Alkaptonuria is generally a benign and often asymptomatic condition. Possible features include:
pigmented sclera
urine turns black if left exposed to the air
intervertebral disc calcification may result in back pain
renal stones
Treatment
high-dose vitamin C
dietary restriction of phenylalanine and tyrosine (cheese, soy, meat, seeds and nuts)
Perthes’ Disease
Perthes’ disease is a degenerative condition affecting the hip joints of children, typically between the ages of 4-8 years. It is due to avascular necrosis of the femoral head, specifically the femoral epiphysis. Impaired blood supply to the femoral head causes bone infarction.
Perthes’ disease is 5 times more common in boys. Around 10% of cases are bilateral
Features
hip pain: develops progressively over a few weeks
limp
stiffness and reduced range of hip movement
x-ray: early changes include widening of joint space, later changes include decreased femoral head size/flattening
Eg presentation
‘A 8-year-old boy is complains of progressively worsening pain in both groin areas. He has no past medical history of note and his immunisations are up-to-date. There is no recent history of trauma. On examination he walks with a limp.’
Diagnosis
plain x-ray
technetium bone scan or magnetic resonance imaging if normal x-ray and symptoms persist
Complications
osteoarthritis
premature fusion of the growth plates
Stage 1 = Clinical and histological features only
Stage 2 = Sclerosis with or without cystic changes and preservation of the articular surface
Stage 3 = Loss of structural integrity of the femoral head
Stage 4 = Loss of acetabular integrity
Management
To keep the femoral head within the acetabulum: cast, braces
If less than 6 years: observation
Older: surgical management with moderate results
Operate on severe deformities
Prognosis
Most cases will resolve with conservative management. Early diagnosis improves outcomes.

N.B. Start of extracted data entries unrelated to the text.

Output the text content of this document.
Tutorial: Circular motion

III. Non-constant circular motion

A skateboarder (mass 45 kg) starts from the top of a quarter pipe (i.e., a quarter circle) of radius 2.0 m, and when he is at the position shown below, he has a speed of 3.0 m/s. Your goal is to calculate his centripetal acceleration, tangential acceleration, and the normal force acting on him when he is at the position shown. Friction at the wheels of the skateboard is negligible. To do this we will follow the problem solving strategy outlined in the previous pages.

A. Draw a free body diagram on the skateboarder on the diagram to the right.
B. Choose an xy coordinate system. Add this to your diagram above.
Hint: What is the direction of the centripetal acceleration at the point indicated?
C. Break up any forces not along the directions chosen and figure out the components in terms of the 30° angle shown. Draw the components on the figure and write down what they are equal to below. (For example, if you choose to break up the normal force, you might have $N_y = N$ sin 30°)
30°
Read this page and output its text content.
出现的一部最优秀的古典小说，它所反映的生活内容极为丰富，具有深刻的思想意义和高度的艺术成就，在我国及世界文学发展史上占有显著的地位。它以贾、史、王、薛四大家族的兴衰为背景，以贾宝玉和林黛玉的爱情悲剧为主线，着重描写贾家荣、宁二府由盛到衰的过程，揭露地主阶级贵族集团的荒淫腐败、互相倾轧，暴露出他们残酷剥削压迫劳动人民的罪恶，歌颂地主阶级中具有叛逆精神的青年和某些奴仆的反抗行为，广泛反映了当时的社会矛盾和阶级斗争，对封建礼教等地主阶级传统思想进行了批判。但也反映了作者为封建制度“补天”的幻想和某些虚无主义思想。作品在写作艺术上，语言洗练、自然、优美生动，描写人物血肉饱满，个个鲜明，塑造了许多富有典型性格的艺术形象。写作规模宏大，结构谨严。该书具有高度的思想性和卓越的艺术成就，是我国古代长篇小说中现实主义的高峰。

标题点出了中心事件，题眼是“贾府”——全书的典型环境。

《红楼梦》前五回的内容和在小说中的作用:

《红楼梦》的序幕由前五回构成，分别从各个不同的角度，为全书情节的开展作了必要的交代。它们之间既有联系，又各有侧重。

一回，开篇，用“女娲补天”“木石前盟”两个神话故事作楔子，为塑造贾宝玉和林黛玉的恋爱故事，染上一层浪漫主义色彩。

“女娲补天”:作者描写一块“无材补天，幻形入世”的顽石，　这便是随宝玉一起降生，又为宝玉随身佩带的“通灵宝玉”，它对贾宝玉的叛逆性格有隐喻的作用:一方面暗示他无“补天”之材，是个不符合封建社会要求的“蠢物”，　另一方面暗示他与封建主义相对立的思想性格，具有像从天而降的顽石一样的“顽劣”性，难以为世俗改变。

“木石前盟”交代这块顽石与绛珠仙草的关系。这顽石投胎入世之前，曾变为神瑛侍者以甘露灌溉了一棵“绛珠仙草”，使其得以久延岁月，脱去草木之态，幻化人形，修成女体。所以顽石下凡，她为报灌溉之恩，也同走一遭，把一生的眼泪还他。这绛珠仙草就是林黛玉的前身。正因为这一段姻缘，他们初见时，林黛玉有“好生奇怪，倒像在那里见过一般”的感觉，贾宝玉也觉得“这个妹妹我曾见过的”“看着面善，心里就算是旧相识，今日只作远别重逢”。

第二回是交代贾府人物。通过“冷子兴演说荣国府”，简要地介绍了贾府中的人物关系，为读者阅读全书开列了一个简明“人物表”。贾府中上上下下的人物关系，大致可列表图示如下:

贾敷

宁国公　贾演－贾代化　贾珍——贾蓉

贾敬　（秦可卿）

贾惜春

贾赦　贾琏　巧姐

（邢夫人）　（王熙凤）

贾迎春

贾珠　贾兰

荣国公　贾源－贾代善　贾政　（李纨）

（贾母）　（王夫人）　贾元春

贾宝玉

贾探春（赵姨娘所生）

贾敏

Paget’s Disease of the Bone - Refractory Case: Example Question
A 62-year-old man with a diagnosis of Paget’s disease is seen in clinic with a two month history of worsening bone pain, mainly in his left leg. His medications include paracetamol, ibuprofen, and alendronate.
Examination reveals marked deformity of the long bones, particularly the left tibia.
Blood tests:
Calcium 2.40 mmol/L (2.25-2.5) Albumin 37g/L (34-54) Corrected calcium 2.50 mmol/L (2.25-2.5) Alkaline phosphatase 484 U/L (45-105) Alanine transaminase 27 U/L (5-35)
What is the next stage in the treatment of this patient?
Cholecalciferol Surgery > Calcitonin Hearing aid Prednisolone
Paget’s disease is characterised by abnormal bone remodelling, particularly in the skull and long bones. The characteristic blood test results include an elevated alkaline phosphatase, with otherwise normal liver function tests (as alkaline phosphatase is also found in bone). A raised calcium may only be seen if there is associated immobility.
Analgesics and non-steroidal inflammatory drugs are initially used to manage pain, with treatment escalated to bisphosphonates and calcitonin in refractory cases.